I may have mentioned this before but work me has a management position. Not high up of course but enough so that I do spend most of my day making decisions. Work me comes across as very self-confident – some have suggested the self-confidence borders on arrogance. I do have to admit that work me does not suffer fools very well. In contrast, as you know if you’ve read most my other posts, dance me is a bundle of insecurities capable of being reduced to a state of near depression by a single word or how something is stated. Somewhat pathetic I know but, as they say, recognizing a problem is the first step to solving it.
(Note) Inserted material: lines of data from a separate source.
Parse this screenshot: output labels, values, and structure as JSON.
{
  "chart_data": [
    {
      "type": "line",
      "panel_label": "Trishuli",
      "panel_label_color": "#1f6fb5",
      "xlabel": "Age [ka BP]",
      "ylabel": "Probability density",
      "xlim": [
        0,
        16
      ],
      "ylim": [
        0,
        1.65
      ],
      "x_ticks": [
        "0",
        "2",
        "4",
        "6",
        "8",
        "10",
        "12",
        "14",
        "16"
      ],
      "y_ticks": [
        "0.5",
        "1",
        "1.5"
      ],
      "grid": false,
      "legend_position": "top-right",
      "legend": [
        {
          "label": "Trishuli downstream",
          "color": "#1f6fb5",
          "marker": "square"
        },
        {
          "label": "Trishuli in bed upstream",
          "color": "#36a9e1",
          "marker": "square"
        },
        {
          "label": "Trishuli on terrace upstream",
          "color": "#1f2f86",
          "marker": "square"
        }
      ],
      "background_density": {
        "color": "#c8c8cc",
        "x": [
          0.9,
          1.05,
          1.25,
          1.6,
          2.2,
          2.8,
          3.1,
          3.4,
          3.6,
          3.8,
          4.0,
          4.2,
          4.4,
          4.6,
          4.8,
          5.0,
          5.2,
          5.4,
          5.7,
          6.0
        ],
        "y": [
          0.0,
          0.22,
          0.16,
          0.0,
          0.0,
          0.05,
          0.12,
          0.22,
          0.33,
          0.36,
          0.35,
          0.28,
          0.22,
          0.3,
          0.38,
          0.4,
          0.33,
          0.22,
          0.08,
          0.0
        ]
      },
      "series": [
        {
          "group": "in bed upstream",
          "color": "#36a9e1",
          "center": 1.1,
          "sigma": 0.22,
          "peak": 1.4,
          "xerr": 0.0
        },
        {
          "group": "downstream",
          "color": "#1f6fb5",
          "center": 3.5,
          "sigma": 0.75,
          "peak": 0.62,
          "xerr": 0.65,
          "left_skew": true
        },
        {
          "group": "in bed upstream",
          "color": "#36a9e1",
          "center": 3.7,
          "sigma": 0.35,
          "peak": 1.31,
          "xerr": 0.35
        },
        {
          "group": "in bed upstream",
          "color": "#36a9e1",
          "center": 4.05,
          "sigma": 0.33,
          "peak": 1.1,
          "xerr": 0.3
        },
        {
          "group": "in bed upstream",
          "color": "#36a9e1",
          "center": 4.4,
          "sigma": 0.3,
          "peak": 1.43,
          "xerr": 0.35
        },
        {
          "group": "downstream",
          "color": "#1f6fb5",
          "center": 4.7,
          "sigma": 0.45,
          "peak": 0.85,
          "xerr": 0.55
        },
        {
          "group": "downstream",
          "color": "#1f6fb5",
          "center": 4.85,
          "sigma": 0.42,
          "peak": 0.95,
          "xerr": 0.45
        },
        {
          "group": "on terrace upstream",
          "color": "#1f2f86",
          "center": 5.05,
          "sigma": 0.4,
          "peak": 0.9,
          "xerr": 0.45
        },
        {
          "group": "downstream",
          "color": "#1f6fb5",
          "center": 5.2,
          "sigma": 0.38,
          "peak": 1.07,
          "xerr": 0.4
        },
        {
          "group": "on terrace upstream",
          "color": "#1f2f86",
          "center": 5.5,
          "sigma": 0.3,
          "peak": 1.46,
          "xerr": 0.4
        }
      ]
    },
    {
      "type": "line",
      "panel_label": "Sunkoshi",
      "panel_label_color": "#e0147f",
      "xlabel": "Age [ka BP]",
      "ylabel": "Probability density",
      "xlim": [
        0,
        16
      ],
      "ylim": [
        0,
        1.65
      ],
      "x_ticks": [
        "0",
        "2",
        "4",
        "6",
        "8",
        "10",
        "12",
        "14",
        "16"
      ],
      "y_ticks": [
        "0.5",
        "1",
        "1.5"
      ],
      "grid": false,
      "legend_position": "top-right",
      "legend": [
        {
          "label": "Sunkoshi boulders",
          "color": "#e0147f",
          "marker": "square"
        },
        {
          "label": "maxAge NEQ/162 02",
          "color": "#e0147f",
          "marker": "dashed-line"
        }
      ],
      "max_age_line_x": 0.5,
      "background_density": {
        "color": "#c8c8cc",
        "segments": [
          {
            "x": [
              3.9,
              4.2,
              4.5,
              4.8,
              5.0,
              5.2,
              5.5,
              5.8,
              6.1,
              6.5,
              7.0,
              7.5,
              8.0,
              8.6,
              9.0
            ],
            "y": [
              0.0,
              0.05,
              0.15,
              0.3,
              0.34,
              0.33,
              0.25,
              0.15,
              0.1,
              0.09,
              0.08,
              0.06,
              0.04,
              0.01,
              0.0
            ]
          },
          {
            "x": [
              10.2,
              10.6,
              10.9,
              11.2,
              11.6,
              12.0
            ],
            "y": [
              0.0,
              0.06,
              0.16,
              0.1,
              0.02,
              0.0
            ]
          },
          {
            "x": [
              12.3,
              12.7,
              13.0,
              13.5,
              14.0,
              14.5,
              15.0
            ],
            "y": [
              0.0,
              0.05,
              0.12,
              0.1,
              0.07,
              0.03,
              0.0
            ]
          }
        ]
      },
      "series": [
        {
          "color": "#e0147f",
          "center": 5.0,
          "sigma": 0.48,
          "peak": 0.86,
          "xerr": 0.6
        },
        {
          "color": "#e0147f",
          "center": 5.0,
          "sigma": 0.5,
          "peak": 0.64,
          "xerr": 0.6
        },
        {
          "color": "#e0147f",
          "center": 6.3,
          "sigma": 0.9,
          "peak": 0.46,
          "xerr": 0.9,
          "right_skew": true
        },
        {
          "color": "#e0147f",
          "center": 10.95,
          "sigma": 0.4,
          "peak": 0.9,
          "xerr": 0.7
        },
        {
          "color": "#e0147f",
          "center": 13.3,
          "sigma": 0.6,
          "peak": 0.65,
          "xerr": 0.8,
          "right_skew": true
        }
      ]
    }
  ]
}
I have a very talented staff but some of them suffer from a real lack of confidence. Today, I got a question from one of them. Yes, I know that a good manager is not supposed to answer everything and I work at that but I try to first answer with an explanation of the logic hoping that will allow them to deal with future similar situations. Anyway, after answering the question, the response was “Good, that’s what I was thinking”. Which prompted me to say “Well why did you ask – why didn’t you trust your instincts.” That then lead me into an impromptu pep talk where I started to talk about that fact that this person knew what they were doing and that they really needed to just trust themselves a little more and that they needed to have some confidence in their own abilities.
As I’m saying this, some little switch in my head flips and work me says to dance me “You know that also applies to you”. Dance me tries to come up with some lame excuse like “but our situation is different” and then work me says that is just a load of you know what and that it is the same. And that dance me has received so much positive feedback from so many sources that dance me shouldn’t be so focused on the negative. About then, I realized that work me would just love to slap the sh** out of dance me. I explained some of what was going on inside my head to the person I was speaking with. They thought it would make me more sympathetic to their problems. I choose not to say what I really felt which is that no it just made me realize that dance me can be quite a pain in the ass at times and really just needs to drop the whole pathetic attitude.
At this point, I’m hoping work me pushes dance me out of the car on the drive over to my lesson tonight. We’ll see how it goes.